In the field of meteorological remote sensing data prediction, capturing both low-frequency trends and high-frequency oscillations poses significant challenges. Conventional models often excel at long-term trend prediction but struggle with short-term oscillatory components, leading to suboptimal performance in highly dynamic atmospheric systems. To address these issues, this study proposes a two-stage framework that combines wavelet transform for signal decomposition with adaptive high- and low-frequency fusion strategies.
First, wavelet transform is utilized to decompose the meteorological data into low-frequency (trend) and high-frequency (oscillation) components. An improved Transformer-based model is then utilized to independently train the two components, effectively capturing their distinct patterns. Subsequently, the following two fusion strategies are employed to integrate the predictions: (1) Residual Prediction Fusion, which treats the high-frequency model as a residual predictor to refine the low-frequency predictions, and (2) Dynamic Weight Fusion, where a neural network dynamically learns and adjusts the weights of low-frequency and high-frequency components based on the signal's features. These fusion methods aim to balance long-term trend stability with short-term variability sensitivity.

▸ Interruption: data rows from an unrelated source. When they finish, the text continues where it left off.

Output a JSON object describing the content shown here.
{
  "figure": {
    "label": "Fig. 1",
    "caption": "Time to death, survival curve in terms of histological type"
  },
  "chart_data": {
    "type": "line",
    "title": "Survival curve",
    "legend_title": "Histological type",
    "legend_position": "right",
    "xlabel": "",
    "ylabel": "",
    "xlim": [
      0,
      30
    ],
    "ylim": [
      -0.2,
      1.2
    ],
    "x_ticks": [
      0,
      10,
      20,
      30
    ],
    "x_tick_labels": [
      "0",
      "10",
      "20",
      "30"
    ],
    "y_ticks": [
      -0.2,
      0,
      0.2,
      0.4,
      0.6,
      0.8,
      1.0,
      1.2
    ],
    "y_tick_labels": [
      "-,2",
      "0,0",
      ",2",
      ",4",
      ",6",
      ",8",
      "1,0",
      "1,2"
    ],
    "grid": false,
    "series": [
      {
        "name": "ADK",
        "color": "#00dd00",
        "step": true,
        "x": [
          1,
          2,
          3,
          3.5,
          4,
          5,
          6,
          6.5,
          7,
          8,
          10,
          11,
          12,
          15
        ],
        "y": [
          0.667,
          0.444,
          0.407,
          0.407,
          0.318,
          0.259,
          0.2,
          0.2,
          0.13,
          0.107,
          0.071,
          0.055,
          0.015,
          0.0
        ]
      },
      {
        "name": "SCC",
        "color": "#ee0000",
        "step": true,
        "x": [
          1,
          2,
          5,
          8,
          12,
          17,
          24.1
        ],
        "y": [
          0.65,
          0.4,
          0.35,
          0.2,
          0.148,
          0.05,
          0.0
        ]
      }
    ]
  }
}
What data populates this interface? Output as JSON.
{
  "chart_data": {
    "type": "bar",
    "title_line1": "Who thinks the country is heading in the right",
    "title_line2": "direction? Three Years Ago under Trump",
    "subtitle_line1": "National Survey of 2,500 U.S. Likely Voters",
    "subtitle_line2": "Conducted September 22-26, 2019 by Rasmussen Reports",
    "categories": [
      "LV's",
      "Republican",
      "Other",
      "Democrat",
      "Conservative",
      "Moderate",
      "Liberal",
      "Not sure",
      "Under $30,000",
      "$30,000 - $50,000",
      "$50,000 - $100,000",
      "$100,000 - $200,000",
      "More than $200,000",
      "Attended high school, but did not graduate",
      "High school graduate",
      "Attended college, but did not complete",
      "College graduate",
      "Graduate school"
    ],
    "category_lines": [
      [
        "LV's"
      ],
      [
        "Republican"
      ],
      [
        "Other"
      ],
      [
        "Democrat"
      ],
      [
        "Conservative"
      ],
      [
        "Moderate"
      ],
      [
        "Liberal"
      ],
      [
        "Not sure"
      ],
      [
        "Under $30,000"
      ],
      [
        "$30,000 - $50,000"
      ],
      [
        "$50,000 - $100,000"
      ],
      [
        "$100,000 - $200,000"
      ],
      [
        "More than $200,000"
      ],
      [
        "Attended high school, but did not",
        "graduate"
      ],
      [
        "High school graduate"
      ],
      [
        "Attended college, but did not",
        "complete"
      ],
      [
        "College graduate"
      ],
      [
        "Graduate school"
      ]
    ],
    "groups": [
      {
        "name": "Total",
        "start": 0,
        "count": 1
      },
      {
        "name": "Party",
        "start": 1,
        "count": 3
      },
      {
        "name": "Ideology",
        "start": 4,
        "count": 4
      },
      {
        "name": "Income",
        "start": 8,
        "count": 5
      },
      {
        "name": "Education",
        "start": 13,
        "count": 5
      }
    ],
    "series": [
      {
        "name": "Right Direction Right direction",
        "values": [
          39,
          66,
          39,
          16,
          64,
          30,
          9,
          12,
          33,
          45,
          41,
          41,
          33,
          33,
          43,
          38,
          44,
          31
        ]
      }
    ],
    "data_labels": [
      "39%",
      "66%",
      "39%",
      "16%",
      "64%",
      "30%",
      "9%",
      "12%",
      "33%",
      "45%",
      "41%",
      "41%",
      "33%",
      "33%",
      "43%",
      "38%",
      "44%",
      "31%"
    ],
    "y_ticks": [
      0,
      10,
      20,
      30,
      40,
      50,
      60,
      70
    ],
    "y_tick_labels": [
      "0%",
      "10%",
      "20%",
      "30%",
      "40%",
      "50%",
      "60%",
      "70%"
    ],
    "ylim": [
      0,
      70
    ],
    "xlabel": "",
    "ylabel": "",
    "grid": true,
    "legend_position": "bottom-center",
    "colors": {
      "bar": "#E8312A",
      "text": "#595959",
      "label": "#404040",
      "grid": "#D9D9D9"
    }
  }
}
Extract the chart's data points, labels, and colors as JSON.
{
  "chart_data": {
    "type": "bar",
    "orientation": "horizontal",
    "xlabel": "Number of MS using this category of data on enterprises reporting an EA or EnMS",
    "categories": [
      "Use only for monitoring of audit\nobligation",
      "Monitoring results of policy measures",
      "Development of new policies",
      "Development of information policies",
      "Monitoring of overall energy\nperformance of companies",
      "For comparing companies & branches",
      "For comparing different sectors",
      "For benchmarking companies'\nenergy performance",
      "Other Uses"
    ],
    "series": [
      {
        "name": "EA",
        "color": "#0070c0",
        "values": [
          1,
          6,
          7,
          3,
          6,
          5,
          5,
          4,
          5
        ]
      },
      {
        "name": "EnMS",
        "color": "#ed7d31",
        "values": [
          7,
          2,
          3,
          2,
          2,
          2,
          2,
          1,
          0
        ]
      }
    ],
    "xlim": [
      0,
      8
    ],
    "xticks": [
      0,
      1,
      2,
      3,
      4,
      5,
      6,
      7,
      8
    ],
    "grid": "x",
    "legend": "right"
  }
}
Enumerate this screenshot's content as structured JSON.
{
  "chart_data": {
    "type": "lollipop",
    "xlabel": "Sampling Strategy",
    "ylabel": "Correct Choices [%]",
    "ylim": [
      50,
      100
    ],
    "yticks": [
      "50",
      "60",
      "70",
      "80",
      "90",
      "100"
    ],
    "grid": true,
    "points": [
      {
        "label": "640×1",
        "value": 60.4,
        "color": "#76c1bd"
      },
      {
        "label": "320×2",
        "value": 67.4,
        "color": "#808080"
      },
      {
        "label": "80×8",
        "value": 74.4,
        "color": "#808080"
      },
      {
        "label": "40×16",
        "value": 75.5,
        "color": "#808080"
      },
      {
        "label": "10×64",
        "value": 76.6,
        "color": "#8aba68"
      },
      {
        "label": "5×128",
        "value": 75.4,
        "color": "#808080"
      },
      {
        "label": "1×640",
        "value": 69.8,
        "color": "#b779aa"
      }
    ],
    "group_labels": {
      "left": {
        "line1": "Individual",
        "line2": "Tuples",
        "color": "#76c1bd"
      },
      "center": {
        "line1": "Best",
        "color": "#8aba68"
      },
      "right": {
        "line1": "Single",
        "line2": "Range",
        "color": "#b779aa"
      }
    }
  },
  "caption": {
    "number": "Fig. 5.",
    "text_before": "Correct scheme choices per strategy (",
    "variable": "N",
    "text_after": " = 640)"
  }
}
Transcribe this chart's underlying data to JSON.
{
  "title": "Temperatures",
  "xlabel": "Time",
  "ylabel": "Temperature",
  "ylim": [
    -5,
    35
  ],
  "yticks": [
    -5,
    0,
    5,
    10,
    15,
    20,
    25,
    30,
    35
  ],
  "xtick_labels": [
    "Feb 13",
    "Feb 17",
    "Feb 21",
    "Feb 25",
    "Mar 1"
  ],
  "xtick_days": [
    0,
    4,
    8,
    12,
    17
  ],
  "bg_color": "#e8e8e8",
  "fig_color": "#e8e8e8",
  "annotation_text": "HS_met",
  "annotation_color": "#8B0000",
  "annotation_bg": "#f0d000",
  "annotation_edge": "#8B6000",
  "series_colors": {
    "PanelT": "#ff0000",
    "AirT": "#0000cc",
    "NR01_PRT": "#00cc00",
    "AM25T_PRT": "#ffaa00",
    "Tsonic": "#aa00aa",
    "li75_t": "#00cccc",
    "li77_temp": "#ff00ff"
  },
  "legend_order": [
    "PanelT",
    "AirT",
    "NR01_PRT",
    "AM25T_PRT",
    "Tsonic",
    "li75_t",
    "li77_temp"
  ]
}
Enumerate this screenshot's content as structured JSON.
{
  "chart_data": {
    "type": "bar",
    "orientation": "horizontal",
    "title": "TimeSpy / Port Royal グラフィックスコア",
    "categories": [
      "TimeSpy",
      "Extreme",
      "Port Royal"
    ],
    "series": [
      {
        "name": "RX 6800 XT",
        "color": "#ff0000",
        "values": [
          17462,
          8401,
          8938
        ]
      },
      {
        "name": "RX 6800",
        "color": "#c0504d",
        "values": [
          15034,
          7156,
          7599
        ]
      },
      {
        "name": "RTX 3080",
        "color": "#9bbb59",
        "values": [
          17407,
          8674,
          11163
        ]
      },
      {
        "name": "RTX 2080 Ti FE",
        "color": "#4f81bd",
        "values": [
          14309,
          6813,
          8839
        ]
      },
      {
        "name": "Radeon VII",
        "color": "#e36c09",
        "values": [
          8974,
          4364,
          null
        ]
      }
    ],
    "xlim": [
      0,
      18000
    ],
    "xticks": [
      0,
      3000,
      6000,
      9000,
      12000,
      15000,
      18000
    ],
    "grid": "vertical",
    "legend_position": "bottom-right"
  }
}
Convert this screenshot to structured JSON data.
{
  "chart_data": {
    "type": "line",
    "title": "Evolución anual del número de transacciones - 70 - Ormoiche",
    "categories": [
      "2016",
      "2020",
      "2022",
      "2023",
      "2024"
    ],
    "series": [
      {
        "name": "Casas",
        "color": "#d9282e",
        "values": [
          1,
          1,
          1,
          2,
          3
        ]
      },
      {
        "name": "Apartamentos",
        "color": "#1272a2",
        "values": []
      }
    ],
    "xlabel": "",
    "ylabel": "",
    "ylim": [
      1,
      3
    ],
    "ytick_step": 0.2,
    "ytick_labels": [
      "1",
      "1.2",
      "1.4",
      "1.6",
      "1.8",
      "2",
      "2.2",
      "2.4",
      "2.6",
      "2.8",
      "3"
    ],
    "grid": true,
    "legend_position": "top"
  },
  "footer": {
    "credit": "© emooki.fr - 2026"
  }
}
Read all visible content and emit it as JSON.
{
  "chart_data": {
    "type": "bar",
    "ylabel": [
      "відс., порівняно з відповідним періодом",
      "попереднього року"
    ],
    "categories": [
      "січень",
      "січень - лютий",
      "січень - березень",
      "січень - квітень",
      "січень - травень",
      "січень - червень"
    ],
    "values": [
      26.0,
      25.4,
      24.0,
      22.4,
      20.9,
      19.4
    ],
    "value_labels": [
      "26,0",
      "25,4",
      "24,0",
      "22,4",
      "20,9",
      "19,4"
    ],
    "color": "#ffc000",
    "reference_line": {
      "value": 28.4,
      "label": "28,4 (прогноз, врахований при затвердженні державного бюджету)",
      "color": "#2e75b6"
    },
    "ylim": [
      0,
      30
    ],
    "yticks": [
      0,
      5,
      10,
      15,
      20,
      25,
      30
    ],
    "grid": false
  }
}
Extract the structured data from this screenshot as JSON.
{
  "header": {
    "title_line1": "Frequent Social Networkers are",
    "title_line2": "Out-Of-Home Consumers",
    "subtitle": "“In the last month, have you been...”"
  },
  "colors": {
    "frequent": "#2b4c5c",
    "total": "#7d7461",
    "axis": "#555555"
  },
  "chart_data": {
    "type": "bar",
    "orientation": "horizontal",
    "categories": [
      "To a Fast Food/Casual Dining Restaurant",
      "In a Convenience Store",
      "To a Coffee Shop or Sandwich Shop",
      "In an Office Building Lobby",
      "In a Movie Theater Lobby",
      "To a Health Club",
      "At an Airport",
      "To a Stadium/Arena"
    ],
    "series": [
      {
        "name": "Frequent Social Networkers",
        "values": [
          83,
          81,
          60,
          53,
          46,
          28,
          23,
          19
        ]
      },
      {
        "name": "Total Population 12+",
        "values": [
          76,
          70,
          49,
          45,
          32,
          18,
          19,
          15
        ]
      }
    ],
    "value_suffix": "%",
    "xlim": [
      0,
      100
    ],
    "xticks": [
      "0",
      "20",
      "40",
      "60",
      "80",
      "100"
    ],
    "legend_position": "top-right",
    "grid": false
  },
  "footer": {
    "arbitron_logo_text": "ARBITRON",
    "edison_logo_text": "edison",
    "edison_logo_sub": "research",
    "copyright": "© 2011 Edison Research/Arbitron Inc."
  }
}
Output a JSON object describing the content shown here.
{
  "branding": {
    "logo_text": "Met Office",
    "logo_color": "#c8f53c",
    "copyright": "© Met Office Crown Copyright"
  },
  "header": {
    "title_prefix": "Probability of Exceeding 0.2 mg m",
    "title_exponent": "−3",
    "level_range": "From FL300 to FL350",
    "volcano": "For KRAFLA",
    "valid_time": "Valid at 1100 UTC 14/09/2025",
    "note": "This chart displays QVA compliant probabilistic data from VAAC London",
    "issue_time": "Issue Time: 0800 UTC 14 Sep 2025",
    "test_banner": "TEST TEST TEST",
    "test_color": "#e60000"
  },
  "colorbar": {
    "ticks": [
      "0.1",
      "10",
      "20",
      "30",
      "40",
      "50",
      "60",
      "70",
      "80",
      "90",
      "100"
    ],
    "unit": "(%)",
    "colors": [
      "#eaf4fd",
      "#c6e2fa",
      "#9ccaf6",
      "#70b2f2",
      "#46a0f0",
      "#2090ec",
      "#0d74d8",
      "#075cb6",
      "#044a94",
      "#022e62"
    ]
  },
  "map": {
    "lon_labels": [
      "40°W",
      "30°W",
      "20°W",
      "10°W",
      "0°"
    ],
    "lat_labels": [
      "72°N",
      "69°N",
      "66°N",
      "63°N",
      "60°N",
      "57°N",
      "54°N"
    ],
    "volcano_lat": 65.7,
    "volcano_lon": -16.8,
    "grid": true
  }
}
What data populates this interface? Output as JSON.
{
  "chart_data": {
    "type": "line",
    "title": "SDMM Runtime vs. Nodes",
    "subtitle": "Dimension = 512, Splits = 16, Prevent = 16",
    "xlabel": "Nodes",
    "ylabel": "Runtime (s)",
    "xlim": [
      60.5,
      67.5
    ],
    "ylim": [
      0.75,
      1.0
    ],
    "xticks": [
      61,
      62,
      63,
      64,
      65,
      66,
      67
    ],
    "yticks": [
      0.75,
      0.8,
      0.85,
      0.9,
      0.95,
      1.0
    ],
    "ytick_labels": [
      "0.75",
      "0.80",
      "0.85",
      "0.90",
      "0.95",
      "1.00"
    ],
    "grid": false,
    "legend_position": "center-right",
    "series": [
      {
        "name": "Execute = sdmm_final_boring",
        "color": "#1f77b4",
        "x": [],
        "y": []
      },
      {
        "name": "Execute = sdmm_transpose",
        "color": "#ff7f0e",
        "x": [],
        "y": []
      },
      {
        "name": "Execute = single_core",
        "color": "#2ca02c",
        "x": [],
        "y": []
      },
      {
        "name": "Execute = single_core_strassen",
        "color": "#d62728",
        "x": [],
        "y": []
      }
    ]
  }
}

The proposed methodology is expected to enhance prediction accuracy for meteorological remote sensing datasets, such as those from the FY-4A and Himawari-8 satellites, as well as other datasets like ERA5 and Weather. Experimental results demonstrate that the proposed method achieves a 5% to 20% reduction in prediction error across different datasets, effectively capturing both chaotic and deterministic atmospheric properties. This improvement highlights the model's potential to provide more accurate short- to medium-term weather forecasting, thereby advancing the understanding of atmospheric dynamics.